El tipo de personaje entre bueno y malo ha sido la especialidad de Caan desde que, en 1972, interpretó a Sonny Corleone en "El padrino", el clásico del cine de gángsters dirigido por Francis Ford Coppola.
Como actor, Caan siempre estuvo dispuesto a mezclar su enorme encanto casi infantil con un sentido de violencia controlada, lo cual sugiere algo más tenebroso detrás de una brillante sonrisa y un lenguaje contemporizador: "Uno percibe -añadió- que este tipo, mi personaje, pasó por muchas guerras, pero es frío y calculador, y realmente conserva la calma. Es hábil y maniobra con mucha cintura ".
Al estilo de Peckinpah
En "Al calor de las armas" Caan va tras dos ladronzuelos interpretados por Ryan Philippe y Benicio del Toro y la acción desemboca en un tiroteo que recuerda a los de las películas de Sam Peckinpah, para quien Caan hizo "The killer elite".

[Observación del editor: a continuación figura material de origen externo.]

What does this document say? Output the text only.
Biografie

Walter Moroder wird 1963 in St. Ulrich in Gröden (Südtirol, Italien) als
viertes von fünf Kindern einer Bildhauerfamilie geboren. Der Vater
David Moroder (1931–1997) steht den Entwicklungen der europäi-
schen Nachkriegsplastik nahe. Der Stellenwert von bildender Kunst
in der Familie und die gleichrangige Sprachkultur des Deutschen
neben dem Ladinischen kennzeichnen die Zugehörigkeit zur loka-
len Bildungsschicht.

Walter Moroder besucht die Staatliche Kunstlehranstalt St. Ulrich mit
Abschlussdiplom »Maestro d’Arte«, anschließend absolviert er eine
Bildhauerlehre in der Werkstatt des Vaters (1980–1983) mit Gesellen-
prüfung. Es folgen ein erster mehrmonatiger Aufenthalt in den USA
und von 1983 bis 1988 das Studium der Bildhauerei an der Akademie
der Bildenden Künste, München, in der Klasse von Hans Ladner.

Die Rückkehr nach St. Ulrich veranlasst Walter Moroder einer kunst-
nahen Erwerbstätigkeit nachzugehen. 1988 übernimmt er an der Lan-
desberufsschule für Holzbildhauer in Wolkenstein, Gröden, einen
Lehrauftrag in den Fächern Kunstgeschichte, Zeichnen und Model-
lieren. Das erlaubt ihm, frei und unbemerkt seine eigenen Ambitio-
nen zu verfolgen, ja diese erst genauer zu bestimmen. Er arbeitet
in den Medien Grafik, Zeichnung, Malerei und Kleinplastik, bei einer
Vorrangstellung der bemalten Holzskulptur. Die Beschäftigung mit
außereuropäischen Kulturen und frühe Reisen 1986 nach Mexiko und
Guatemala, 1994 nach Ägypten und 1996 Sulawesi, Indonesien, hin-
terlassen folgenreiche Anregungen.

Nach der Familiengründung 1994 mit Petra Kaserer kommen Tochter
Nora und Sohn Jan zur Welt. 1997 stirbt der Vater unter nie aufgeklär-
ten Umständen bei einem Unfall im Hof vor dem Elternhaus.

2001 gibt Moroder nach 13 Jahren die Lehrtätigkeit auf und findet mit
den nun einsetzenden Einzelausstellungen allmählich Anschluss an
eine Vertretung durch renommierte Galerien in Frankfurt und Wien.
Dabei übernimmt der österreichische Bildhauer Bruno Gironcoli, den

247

"Seguro que Sam hubiese rodado esta película", señaló Caan por teléfono desde su casa en el Estado de Utah. "Es propio de su estilo", agregó.
"Admiro la manera de escribir de Christopher McQuarrie", reconoció Caan. "Había una extraordinaria escena, de 14 páginas, por la cual básicamente acepté filmar la película, entre mi personaje y el de Benicio. Una larga escena en un comedor, donde su personaje habla respecto de cómo hoy las personas quieren ser criminales, pero no quieren cometer un crimen, y sólo les gusta que las reconozcan como tales."
Con las vicisitudes de la filmación, esa escena, finalmente, no fue incluida en la película. No obstante, James Caan no siente resquemores.
"Realmente disfruté el hecho de trabajar con esos jóvenes. Ahora son todos pibes para mí, porque ya soy un veterano. ¡Dios mío, acabo de cumplir 60 años! No quiero ni pensarlo. Sin embargo, sigo jugando al basquetbol con veinteañeros, y sencillamente me niego a aceptar los años que tengo."